A deep learning method that had formerly demonstrated favorable performance in forecasting problems was used by scientists from the Department of Computer Systems Engineering at Universidad Politécnica de Madrid, in partnership with the University of Strathclyde (UK), to predict the F10.7 solar radio flux over days-ahead timescales pertinent to space operations.
The F10.7 index, which is a measurement of the strength of solar radio emissions with a wavelength of 10.7 cm, is used as a substitute for solar activity, a key driver in deviations in the density of the atmosphere, and consequently atmospheric drag.
As atmospheric drag is one of the most noticeable sources of variability in the orbit prediction of the satellites in the Low Earth Orbit (LEO), the exact modeling of this index is of great significance to help estimate the positions of space debris and satellites, and guarantee no collisions take place.

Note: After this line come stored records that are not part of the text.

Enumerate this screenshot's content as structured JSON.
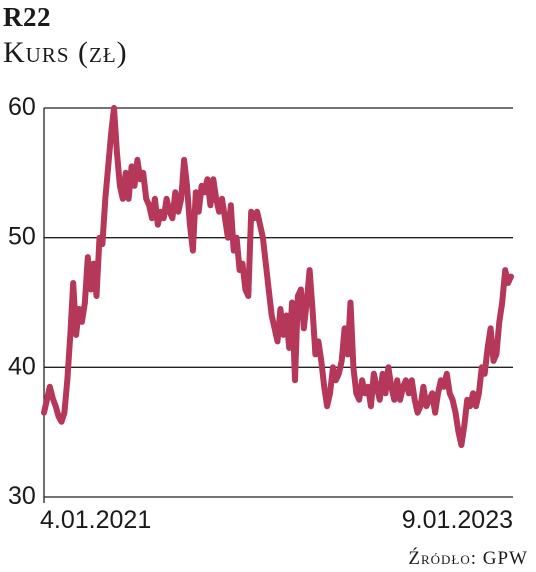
{
  "header": {
    "title": "R22",
    "subtitle": "Kurs (zł)"
  },
  "footer": {
    "source": "Źródło: GPW"
  },
  "chart_data": {
    "type": "line",
    "title": "R22",
    "ylabel": "Kurs (zł)",
    "ylim": [
      30,
      60
    ],
    "yticks": [
      30,
      40,
      50,
      60
    ],
    "grid": "horizontal",
    "x_start_label": "4.01.2021",
    "x_end_label": "9.01.2023",
    "line_color": "#b5385a",
    "series": [
      {
        "values": [
          36.5,
          37.5,
          38.5,
          37.6,
          37.0,
          36.2,
          35.8,
          36.5,
          39.0,
          42.5,
          46.5,
          42.5,
          44.5,
          43.5,
          45.0,
          48.5,
          46.0,
          48.0,
          45.5,
          50.0,
          49.5,
          53.0,
          55.5,
          58.0,
          60.0,
          56.5,
          54.0,
          53.0,
          55.0,
          53.0,
          55.5,
          54.0,
          56.0,
          54.5,
          55.0,
          53.0,
          52.5,
          51.5,
          53.0,
          51.0,
          52.0,
          51.5,
          53.0,
          52.0,
          51.5,
          53.5,
          52.0,
          53.0,
          56.0,
          54.0,
          51.0,
          49.0,
          53.5,
          52.0,
          54.0,
          53.5,
          54.5,
          52.5,
          54.5,
          53.0,
          52.0,
          53.0,
          51.5,
          50.0,
          52.5,
          49.0,
          50.0,
          47.5,
          48.0,
          46.0,
          45.5,
          52.0,
          51.5,
          52.0,
          51.0,
          50.0,
          48.0,
          46.0,
          44.0,
          43.0,
          42.0,
          44.5,
          42.5,
          44.0,
          41.5,
          45.0,
          39.0,
          45.5,
          46.0,
          43.0,
          45.0,
          47.5,
          44.5,
          41.0,
          42.0,
          40.5,
          38.5,
          37.0,
          38.0,
          40.0,
          39.0,
          39.5,
          40.5,
          43.0,
          41.0,
          45.0,
          40.0,
          38.0,
          37.5,
          39.0,
          38.0,
          38.5,
          37.0,
          39.5,
          38.5,
          37.5,
          39.5,
          38.0,
          40.0,
          38.5,
          37.5,
          39.0,
          37.5,
          38.5,
          39.0,
          38.0,
          39.0,
          37.5,
          36.5,
          37.0,
          38.5,
          37.0,
          37.5,
          38.0,
          36.5,
          38.0,
          39.0,
          38.5,
          39.5,
          38.0,
          37.5,
          36.5,
          35.0,
          34.0,
          35.5,
          37.5,
          37.0,
          38.0,
          37.0,
          38.0,
          40.0,
          39.5,
          41.5,
          43.0,
          40.5,
          41.0,
          43.5,
          45.0,
          47.5,
          46.5,
          47.0
        ]
      }
    ]
  }
}
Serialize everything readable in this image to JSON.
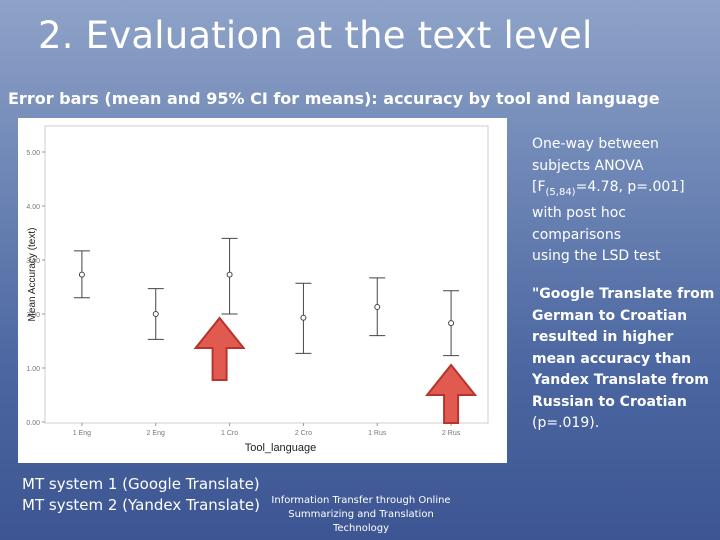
{
  "slide": {
    "title": "2. Evaluation at the text level",
    "subtitle": "Error bars (mean and 95% CI for means): accuracy by tool and language",
    "anova": {
      "line1": "One-way between",
      "line2": "subjects ANOVA",
      "f_prefix": "[F",
      "f_sub": "(5,84)",
      "f_rest": "=4.78, p=.001]",
      "line4": "with post hoc",
      "line5": "comparisons",
      "line6": "using the LSD test"
    },
    "finding": {
      "text": "\"Google Translate from German to Croatian resulted in higher mean accuracy than Yandex Translate from Russian to Croatian",
      "p_text": "(p=.019)."
    },
    "legend": {
      "line1": "MT system 1 (Google Translate)",
      "line2": "MT system 2 (Yandex Translate)"
    },
    "footer": "Information Transfer through Online Summarizing and Translation Technology"
  },
  "chart_data": {
    "type": "errorbar",
    "xlabel": "Tool_language",
    "ylabel": "Mean Accuracy (text)",
    "ylim": [
      0,
      5
    ],
    "yticks": [
      "0.00",
      "1.00",
      "2.00",
      "3.00",
      "4.00",
      "5.00"
    ],
    "categories": [
      "1 Eng",
      "2 Eng",
      "1 Cro",
      "2 Cro",
      "1 Rus",
      "2 Rus"
    ],
    "mean": [
      2.73,
      2.0,
      2.73,
      1.93,
      2.13,
      1.83
    ],
    "ci_low": [
      2.3,
      1.53,
      2.0,
      1.27,
      1.6,
      1.23
    ],
    "ci_high": [
      3.17,
      2.47,
      3.4,
      2.57,
      2.67,
      2.43
    ],
    "highlight_arrows": [
      "1 Cro",
      "2 Rus"
    ],
    "colors": {
      "arrow_fill": "#e05a50",
      "arrow_stroke": "#b8332b",
      "bars": "#444444"
    }
  }
}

The approach used for the development of this model is based on the application of Deep Learning techniques, more precisely, using a new method based on Deep Residual Networks. This technique, based on the neural network architecture “N-BEATS” was established to be effective in single-point forecasting up to 27-days ahead, as well as able to estimate the uncertainty in the forecast using a collection of models.
The researchers discovered that the N-BEATS model outclassed two forecast tools currently used by space operators: one statistical (provided by BGS, ESA) and one multi-flux shallow neural network (by CLS, CNES).
With an increasing number of private companies providing services in space, the results of this study are crucial for the space sector, as they can be used to create tools to predict the drag conditions soon and render more precise orbit predictions.
Stevenson, E., et al. (2021) A Deep Learning Approach to Solar Radio Flux Forecasting. Acta Astronautica. doi.org/10.1016/j.actaastro.2021.08.004.